Generation of High-Energy Photons with Large Orbital Angular Momentum by Compton Backscattering

Usually, photons are described by plane waves with a definite 4-momentum. In addition to plane-wave photons, “twisted photons” have recently entered the field of modern laser optics; these are coherent superpositions of plane waves with a defined projection $\hslash m$ of the orbital angular momentum onto the propagation axis, where $m$ is an integer. In this Letter, we show that it is possible to produce high-energy twisted photons by Compton backscattering of twisted laser photons off ultrarelativistic electrons.
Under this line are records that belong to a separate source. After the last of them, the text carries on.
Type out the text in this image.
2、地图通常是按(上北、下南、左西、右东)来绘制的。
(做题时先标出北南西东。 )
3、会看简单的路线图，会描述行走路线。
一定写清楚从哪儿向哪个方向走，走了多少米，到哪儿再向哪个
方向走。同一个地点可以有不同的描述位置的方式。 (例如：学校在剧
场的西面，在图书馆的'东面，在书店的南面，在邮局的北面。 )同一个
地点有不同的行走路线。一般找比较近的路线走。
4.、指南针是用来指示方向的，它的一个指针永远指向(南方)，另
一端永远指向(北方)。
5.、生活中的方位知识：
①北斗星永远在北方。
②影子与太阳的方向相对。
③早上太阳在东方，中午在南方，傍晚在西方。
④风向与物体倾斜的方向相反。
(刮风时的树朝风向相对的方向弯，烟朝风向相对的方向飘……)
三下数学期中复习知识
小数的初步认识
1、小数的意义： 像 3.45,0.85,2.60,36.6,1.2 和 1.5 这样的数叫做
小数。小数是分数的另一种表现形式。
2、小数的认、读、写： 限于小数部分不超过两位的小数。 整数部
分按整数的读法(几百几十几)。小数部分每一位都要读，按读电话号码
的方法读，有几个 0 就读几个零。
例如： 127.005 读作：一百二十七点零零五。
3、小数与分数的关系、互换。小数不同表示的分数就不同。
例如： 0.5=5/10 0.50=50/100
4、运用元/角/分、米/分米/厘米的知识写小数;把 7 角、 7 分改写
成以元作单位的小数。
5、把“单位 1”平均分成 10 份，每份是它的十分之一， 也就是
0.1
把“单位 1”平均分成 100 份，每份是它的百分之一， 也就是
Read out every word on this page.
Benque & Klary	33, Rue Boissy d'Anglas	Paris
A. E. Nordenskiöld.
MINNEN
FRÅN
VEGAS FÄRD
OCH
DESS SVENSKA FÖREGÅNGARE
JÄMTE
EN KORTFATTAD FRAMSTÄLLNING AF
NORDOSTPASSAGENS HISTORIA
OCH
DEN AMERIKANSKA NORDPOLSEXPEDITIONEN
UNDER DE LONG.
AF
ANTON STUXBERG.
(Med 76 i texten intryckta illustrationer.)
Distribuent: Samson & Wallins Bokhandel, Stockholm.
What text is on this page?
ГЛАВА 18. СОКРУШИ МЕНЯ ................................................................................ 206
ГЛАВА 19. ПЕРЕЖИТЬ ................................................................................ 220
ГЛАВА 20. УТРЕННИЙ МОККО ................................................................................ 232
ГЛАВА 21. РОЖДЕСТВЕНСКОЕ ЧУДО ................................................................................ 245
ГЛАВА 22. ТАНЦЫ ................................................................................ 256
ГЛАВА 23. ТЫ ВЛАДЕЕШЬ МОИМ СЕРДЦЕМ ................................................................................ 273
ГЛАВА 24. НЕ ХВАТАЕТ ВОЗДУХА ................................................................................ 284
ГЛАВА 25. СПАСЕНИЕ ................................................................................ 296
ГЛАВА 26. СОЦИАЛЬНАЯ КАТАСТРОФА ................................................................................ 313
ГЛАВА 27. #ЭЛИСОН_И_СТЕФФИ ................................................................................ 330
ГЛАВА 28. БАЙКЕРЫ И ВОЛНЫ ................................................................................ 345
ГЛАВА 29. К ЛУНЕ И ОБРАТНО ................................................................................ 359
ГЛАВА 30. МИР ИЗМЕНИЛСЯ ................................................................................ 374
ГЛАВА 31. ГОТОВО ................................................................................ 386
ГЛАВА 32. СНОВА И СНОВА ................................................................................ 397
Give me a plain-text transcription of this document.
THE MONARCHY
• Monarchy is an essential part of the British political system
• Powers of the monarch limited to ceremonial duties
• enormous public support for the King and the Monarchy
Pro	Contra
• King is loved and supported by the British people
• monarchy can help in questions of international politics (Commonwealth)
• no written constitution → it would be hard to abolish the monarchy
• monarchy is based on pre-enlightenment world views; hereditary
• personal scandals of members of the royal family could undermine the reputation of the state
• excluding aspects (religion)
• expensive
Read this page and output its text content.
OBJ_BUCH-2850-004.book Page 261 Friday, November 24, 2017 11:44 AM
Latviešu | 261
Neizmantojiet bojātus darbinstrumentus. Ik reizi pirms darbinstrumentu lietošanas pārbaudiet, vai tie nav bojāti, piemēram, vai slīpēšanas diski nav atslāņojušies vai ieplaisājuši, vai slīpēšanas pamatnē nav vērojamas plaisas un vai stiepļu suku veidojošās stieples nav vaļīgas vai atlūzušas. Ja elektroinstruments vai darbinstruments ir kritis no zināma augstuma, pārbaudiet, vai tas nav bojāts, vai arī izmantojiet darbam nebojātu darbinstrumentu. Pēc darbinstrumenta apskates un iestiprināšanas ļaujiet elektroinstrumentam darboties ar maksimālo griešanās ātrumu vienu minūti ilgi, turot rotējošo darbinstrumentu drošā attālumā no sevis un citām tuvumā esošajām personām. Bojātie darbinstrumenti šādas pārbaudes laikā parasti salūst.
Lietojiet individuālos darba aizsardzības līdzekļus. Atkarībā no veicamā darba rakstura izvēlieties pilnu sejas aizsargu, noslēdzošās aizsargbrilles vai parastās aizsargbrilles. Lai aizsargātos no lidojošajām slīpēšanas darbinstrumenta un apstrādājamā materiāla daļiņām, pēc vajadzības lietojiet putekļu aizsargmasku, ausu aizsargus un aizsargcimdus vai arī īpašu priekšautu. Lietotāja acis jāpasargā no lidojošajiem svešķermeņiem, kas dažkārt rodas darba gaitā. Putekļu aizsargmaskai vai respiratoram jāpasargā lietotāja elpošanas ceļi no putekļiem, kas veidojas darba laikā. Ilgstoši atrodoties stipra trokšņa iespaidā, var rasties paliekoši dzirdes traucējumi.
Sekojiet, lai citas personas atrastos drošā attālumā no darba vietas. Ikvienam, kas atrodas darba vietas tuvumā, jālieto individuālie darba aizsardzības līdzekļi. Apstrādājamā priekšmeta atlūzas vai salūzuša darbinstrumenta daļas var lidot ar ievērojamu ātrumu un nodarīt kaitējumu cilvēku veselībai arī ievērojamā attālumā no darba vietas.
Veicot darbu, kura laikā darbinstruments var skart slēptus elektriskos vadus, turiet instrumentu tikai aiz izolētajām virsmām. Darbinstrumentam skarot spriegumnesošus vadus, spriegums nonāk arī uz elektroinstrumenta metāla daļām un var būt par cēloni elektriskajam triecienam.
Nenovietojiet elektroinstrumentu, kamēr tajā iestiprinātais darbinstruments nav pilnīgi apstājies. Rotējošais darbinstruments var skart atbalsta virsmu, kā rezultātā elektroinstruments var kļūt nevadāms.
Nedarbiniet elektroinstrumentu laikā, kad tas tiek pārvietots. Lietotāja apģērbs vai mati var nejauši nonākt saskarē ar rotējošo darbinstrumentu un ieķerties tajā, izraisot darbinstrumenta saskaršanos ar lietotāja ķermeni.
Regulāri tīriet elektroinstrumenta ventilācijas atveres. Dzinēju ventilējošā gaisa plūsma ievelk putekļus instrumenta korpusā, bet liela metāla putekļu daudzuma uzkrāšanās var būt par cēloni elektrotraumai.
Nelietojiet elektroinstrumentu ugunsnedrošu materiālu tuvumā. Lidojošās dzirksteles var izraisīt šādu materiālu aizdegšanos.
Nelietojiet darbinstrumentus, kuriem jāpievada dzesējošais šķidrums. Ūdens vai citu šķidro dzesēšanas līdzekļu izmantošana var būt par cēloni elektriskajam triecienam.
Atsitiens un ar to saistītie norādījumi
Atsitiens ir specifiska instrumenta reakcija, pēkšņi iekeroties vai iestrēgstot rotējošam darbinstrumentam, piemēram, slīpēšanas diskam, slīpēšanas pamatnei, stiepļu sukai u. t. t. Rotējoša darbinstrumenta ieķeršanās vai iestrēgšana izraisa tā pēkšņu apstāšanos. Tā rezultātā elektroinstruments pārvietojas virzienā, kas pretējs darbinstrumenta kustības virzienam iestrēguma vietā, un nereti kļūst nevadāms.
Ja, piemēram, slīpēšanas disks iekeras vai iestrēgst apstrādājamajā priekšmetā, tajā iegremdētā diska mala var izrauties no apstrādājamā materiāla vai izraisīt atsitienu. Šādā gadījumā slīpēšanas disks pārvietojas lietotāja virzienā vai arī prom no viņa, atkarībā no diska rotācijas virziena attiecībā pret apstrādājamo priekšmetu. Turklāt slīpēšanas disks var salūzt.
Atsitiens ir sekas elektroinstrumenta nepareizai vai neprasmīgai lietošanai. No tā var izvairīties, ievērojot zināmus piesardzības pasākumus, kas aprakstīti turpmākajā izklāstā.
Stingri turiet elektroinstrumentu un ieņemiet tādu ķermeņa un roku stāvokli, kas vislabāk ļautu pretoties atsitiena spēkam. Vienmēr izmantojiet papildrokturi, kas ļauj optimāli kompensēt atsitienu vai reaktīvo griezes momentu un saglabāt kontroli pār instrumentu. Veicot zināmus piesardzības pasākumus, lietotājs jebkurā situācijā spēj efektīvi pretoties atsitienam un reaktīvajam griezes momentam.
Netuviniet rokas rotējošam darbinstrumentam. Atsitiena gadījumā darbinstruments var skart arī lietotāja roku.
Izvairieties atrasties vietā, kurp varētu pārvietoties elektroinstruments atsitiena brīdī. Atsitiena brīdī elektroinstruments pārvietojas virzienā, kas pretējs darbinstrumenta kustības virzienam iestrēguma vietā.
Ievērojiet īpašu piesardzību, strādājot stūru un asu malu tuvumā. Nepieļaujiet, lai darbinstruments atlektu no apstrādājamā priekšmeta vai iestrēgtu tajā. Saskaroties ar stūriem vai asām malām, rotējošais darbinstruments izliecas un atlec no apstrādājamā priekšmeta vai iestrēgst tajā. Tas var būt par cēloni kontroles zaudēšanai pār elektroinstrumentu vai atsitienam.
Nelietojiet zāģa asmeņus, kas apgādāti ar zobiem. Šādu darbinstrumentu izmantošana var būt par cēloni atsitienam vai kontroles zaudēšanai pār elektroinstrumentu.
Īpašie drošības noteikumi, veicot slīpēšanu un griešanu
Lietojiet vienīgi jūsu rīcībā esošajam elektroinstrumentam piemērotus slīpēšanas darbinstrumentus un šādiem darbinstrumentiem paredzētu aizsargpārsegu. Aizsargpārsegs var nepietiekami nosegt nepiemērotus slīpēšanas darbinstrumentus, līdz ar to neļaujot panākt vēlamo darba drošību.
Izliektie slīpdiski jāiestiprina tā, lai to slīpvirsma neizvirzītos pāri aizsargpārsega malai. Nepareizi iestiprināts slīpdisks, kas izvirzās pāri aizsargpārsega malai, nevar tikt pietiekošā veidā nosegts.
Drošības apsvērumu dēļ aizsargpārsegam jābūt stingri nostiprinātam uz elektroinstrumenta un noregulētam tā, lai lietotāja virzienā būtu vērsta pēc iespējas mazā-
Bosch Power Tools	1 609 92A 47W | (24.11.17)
Such photons may be of interest for experiments related to the excitation and disintegration of atoms and nuclei, and for studying the photoeffect and pair production off nuclei in previously unexplored experimental regimes.

Figure 1

The twisted photon vector potential component ${\mathcal{A}}_{\varkappa m{k}_z\Lambda }^{\mu }(t,x,y,z)$ is shown for $\mu =2$ ($y$ component), $\varkappa =1$, $m=5$, $k_z=\sqrt{24}$, and $\Lambda =1$. The plot displays $g(x,y)=|{\mathcal{A}}_{\varkappa m{k}_z\Lambda }^{\mu }(0,x,y,0){|}^2$ as a function of $x$ and $y$. The complex phase of the vector potential, which is a superposition of terms proportional to $e^{4i{\phi }_r}$ and $e^{6i{\phi }_r}$, is indicated by the variation of the color of the wave function on the rainbow scale.

Figure 2

Initial (above) and final (below) states for the head-on Compton backscattering geometry of a twisted photon. According to Eq. (24), the conical momentum spread $\varkappa$ of the initial twisted photon is preserved (${\varkappa }^{\prime }=\varkappa$) during the scattering, but the propagation energy increases: ${\omega }^{\prime }=\sqrt{k_z^{\prime 2}+{\varkappa }^{\prime 2}}\gg \omega =\sqrt{k_z^2+{\varkappa }^2}$.